O detayları etik olarak vermememiz lazım ama bizde kalıyor. Bizde kaldığı için bunun da bir yansıması olarak bir tedavi sürecine başladım.
Kişiselleştirmeden olabildiğim kadar profesyonel davranmaya çalıştım evet ama bazı noktalarda çok koptum.
“Görünmeyen kadınları anlatmak istedim”
Kitabın bölümlerini neye göre seçtin? Nasıl belirledin?

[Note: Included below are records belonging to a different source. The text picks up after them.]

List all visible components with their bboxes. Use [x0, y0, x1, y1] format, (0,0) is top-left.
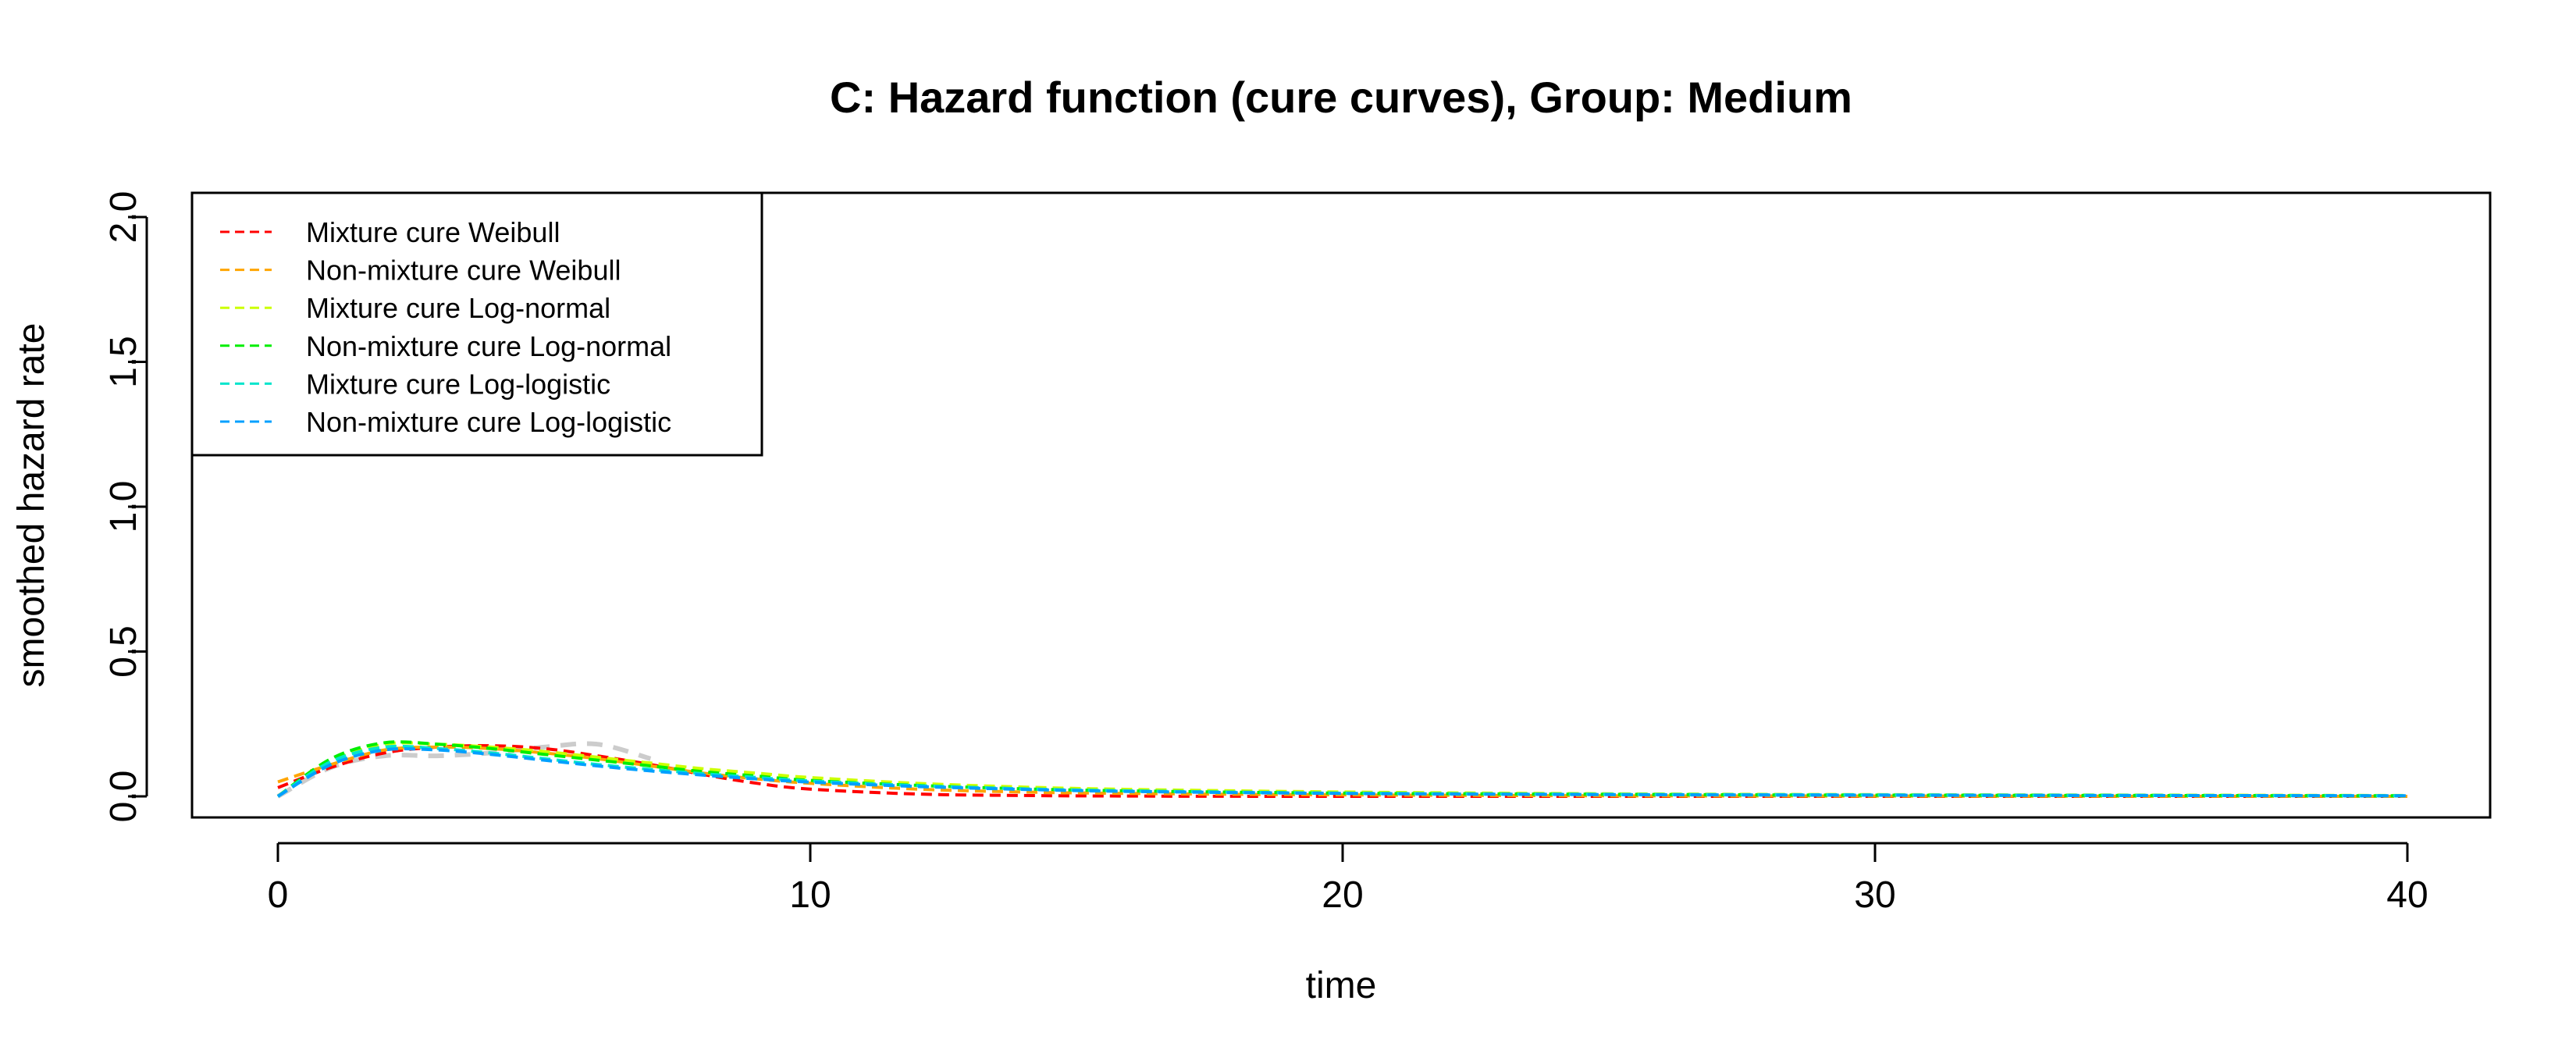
series-line-6: [276, 747, 2408, 798]
y-tick-label: 0.0: [103, 771, 144, 823]
y-ticks: 0.0 0.5 1.0 1.5 2.0: [103, 191, 147, 823]
legend-label: Non-mixture cure Weibull: [306, 255, 621, 287]
series-line-3: [276, 741, 2408, 798]
legend-label: Non-mixture cure Log-normal: [306, 330, 671, 362]
x-tick-label: 0: [268, 874, 289, 916]
x-tick-label: 40: [2386, 874, 2428, 916]
x-axis-label: time: [1306, 965, 1377, 1006]
x-tick-label: 30: [1854, 874, 1895, 916]
x-axis: 0 10 20 30 40: [268, 842, 2428, 916]
y-tick-label: 1.0: [103, 481, 144, 533]
series-line-2: [277, 745, 2408, 798]
x-tick-label: 20: [1322, 874, 1363, 916]
series-line-4: [276, 740, 2408, 798]
legend: Mixture cure Weibull Non-mixture cure Wei…: [190, 191, 763, 457]
series-line-5: [276, 744, 2408, 798]
legend-label: Mixture cure Log-normal: [306, 292, 610, 324]
legend-box: [190, 191, 763, 457]
y-tick-label: 2.0: [103, 191, 144, 244]
y-axis-label: smoothed hazard rate: [11, 323, 52, 688]
y-axis: 0.0 0.5 1.0 1.5 2.0: [103, 191, 148, 823]
x-ticks: 0 10 20 30 40: [268, 843, 2428, 916]
plot-area: [190, 191, 2492, 819]
chart-title: C: Hazard function (cure curves), Group:…: [830, 73, 1852, 122]
legend-items: Mixture cure Weibull Non-mixture cure Wei…: [220, 216, 671, 438]
y-tick-label: 1.5: [103, 336, 144, 388]
legend-label: Mixture cure Log-logistic: [306, 368, 610, 400]
series-line-1: [277, 744, 2408, 799]
legend-label: Non-mixture cure Log-logistic: [306, 406, 671, 438]
x-tick-label: 10: [789, 874, 831, 916]
curves-layer: [276, 740, 2408, 799]
y-tick-label: 0.5: [103, 625, 144, 678]
legend-label: Mixture cure Weibull: [306, 216, 560, 248]
plot-frame: [190, 191, 2492, 819]
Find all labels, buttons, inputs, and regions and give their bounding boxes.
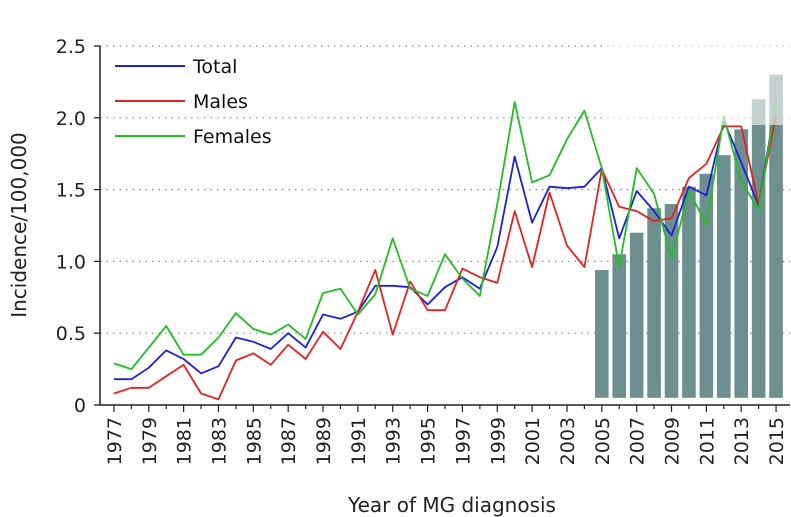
x-tick-label-1985: 1985 xyxy=(243,417,265,465)
x-tick-label-1977: 1977 xyxy=(104,417,126,465)
y-tick-label-3: 1.5 xyxy=(56,180,86,202)
x-tick-label-1993: 1993 xyxy=(383,417,405,465)
legend-label-females: Females xyxy=(193,126,272,148)
x-tick-label-2003: 2003 xyxy=(557,417,579,465)
series-line-females xyxy=(113,100,777,371)
bar-2011 xyxy=(699,173,714,398)
x-tick-label-1991: 1991 xyxy=(348,417,370,465)
bar-2014 xyxy=(751,99,766,398)
x-tick-label-1995: 1995 xyxy=(418,417,440,465)
y-tick-label-0: 0 xyxy=(74,395,86,417)
fade-overlay xyxy=(607,36,790,125)
bar-2015 xyxy=(769,74,783,398)
x-tick-label-1979: 1979 xyxy=(139,417,161,465)
y-tick-label-5: 2.5 xyxy=(56,36,86,58)
bar-2006 xyxy=(612,254,627,398)
legend: Total Males Females xyxy=(115,56,272,148)
series-line-males xyxy=(113,114,777,401)
axes: 0 0.5 1.0 1.5 2.0 2.5 1977 1979 1981 1983 1985 1987… xyxy=(56,36,790,465)
x-tick-label-2005: 2005 xyxy=(592,417,614,465)
x-tick-label-1997: 1997 xyxy=(452,417,474,465)
series-lines xyxy=(113,100,777,401)
y-tick-label-4: 2.0 xyxy=(56,108,86,130)
y-tick-label-1: 0.5 xyxy=(56,323,86,345)
x-tick-label-2015: 2015 xyxy=(766,417,788,465)
bar-2009 xyxy=(664,203,679,398)
x-tick-label-2009: 2009 xyxy=(662,417,684,465)
x-tick-label-1983: 1983 xyxy=(208,417,230,465)
bar-2007 xyxy=(629,232,644,398)
x-tick-label-1989: 1989 xyxy=(313,417,335,465)
x-tick-label-2007: 2007 xyxy=(627,417,649,465)
x-tick-label-1981: 1981 xyxy=(174,417,196,465)
bar-2012 xyxy=(716,155,731,398)
x-tick-label-2013: 2013 xyxy=(731,417,753,465)
y-axis-title: Incidence/100,000 xyxy=(7,132,31,318)
series-line-total xyxy=(113,100,777,381)
y-tick-label-2: 1.0 xyxy=(56,251,86,273)
x-tick-label-2001: 2001 xyxy=(522,417,544,465)
fade-region xyxy=(607,36,790,125)
bar-2010 xyxy=(682,186,696,398)
bar-2013 xyxy=(734,129,749,398)
x-tick-label-1999: 1999 xyxy=(487,417,509,465)
bar-2005 xyxy=(595,270,609,398)
grid-lines xyxy=(100,45,790,334)
bar-2008 xyxy=(647,208,661,398)
x-tick-label-2011: 2011 xyxy=(696,417,718,465)
legend-label-total: Total xyxy=(192,56,237,78)
x-tick-label-1987: 1987 xyxy=(278,417,300,465)
x-axis-title: Year of MG diagnosis xyxy=(347,493,556,517)
legend-label-males: Males xyxy=(193,91,248,113)
bar-overlay xyxy=(595,74,783,398)
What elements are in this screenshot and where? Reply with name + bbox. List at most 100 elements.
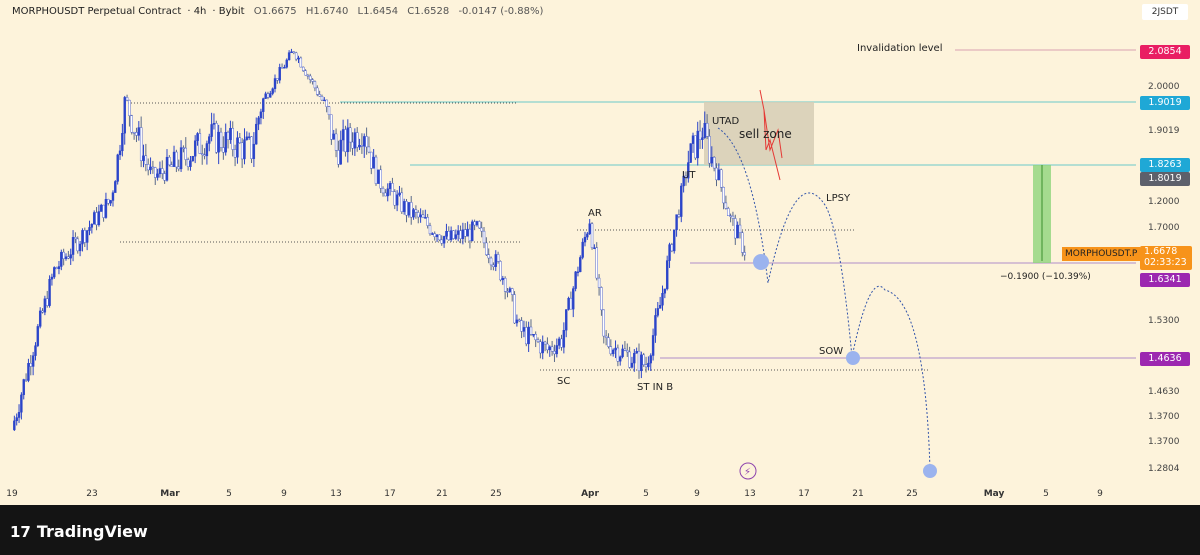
candle [229, 127, 232, 140]
price-label: 1.4636 [1140, 352, 1190, 366]
candle [370, 151, 373, 169]
price-tick: 1.5300 [1148, 316, 1180, 326]
candle [344, 129, 347, 153]
candle [738, 224, 742, 233]
tradingview-logo[interactable]: 𝟭𝟳 TradingView [10, 522, 148, 541]
time-tick: 17 [384, 489, 396, 499]
candle [67, 256, 70, 259]
candle [381, 188, 385, 194]
candle [165, 156, 169, 181]
candle [722, 186, 725, 204]
candle [294, 52, 298, 60]
svg-text:⚡: ⚡ [744, 467, 751, 478]
candle [616, 347, 620, 362]
sell-zone-box [704, 102, 814, 165]
candle [525, 327, 528, 345]
price-tick: 1.4630 [1148, 387, 1180, 397]
candle [595, 247, 598, 279]
candle [71, 237, 75, 255]
candle [149, 166, 152, 171]
time-tick: May [983, 489, 1005, 499]
candle [677, 214, 681, 217]
price-tick: 1.7000 [1148, 223, 1180, 233]
st-in-b-label: ST IN B [637, 382, 674, 393]
candle [447, 231, 450, 241]
candle [161, 168, 164, 174]
candle [543, 341, 547, 345]
candle [41, 310, 44, 313]
candle [680, 185, 683, 217]
flash-icon[interactable] [739, 462, 757, 480]
high-value: H1.6740 [305, 6, 349, 17]
candle [395, 194, 399, 206]
candle [250, 136, 253, 159]
candle [424, 217, 427, 219]
candle [177, 166, 180, 170]
candle [186, 159, 190, 167]
candle [81, 230, 84, 245]
candle [151, 166, 155, 169]
candle [118, 150, 122, 156]
candle [727, 208, 730, 216]
candle [579, 257, 582, 273]
candle [431, 233, 434, 235]
candle [128, 99, 131, 116]
candle [158, 168, 162, 175]
time-tick: 19 [6, 489, 18, 499]
candle [311, 79, 314, 82]
candle [193, 140, 197, 157]
candle [656, 308, 659, 316]
candle [299, 57, 303, 68]
candle [494, 254, 497, 267]
candle [687, 162, 690, 179]
candle [433, 233, 436, 237]
time-tick: 21 [436, 489, 448, 499]
candle [719, 169, 723, 188]
candle [210, 124, 213, 137]
close-value: C1.6528 [407, 6, 450, 17]
candle [356, 132, 359, 148]
candle [715, 167, 718, 181]
candle [233, 149, 237, 158]
chart-header: MORPHOUSDT Perpetual Contract · 4h · Bybit… [12, 6, 544, 17]
symbol-title[interactable]: MORPHOUSDT Perpetual Contract [12, 6, 182, 17]
candle [496, 254, 500, 262]
candle [480, 227, 483, 232]
candle [365, 136, 368, 148]
candle [550, 346, 554, 352]
price-chart[interactable]: ⚡ [0, 0, 1200, 505]
time-tick: 5 [1043, 489, 1049, 499]
candle [513, 294, 516, 324]
currency-button[interactable]: 2JSDT [1142, 4, 1188, 20]
candle [684, 175, 688, 179]
candle [724, 202, 728, 209]
candle [226, 132, 230, 140]
time-tick: Apr [581, 489, 599, 499]
candle [440, 239, 443, 244]
lpsy-label: LPSY [826, 193, 851, 204]
candle [172, 151, 176, 167]
candle [48, 279, 51, 306]
candle [163, 173, 166, 181]
candle [191, 156, 195, 162]
candle [475, 221, 479, 226]
candle [541, 341, 544, 354]
candle [569, 297, 573, 310]
chart-area[interactable]: ⚡ MORPHOUSDT Perpetual Contract · 4h · Byb… [0, 0, 1200, 505]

Genel olarak haberleri bir bir inceledim. “Google”a oturup “kadın” yazdım, haberlere taradım. Orada da şunu gördüm genellikle, öldürmeye teşebbüs, cinsel şiddet ya da doğrudan cinayet haberleriyle karşılaştım. Bir de çok çok çok ileri gittim ve en az okunanlara baktım. Orada da asıl araştırmam gerekenleri buldum.
Örnek vermek gerekirse makbul olmayan, mağdur kadınlar. Bu kadınlar genellikle medyanın görünmeyen yüzleri. Tabii LGBTİ+’lar da medyanın görünmeyenleri arasında. Göçmen kadınlar da öyle. Bu şekilde bir planlama yaptım.
“Basının eril dili erkek şiddetini körüklüyor”
Uzun zamandır bu konu üzerinde çalışan bir gazeteci olarak fikirlerini merak ediyorum. Erkek şiddetinin kaynağı ne ve bu sorunu nasıl çözeriz?
Türkiye’de basının kadına yönelik şiddet haberlerini bile eril dilde göstermesinin maalesef ki faillerin işine yaradığını gözümle gördüm. Girdiğim davalarda gördüm bunu. Sonra görüştüğüm kadınlara da sordum bunu. “Sizce bu erkekler bu gücü nereden alıyor?” diye. Benzer yanıtlar vardı.
Birçoğu şunu söyledi, “Benim babam zaten haberleri izliyordu, orada görüyordu, fail iyi hal almış. Nafaka istediği için öldürülen kadınlar, sığınak içinde öldürülen kadınlar… Benim babam zaten bunları izliyordu Sinem hanım. Ona normal geliyordu artık” dedi. Bu nedenle basının kullandığı dilin, erkek şiddetini önlediğini değil aksine daha da körüklediğini düşünüyorum.
Ayrıca “Türk aile” yapısının yani “kol kırılır yen içinde kalır” anlayışının da kadınları öldürülmeye sürüklediğini düşünüyorum.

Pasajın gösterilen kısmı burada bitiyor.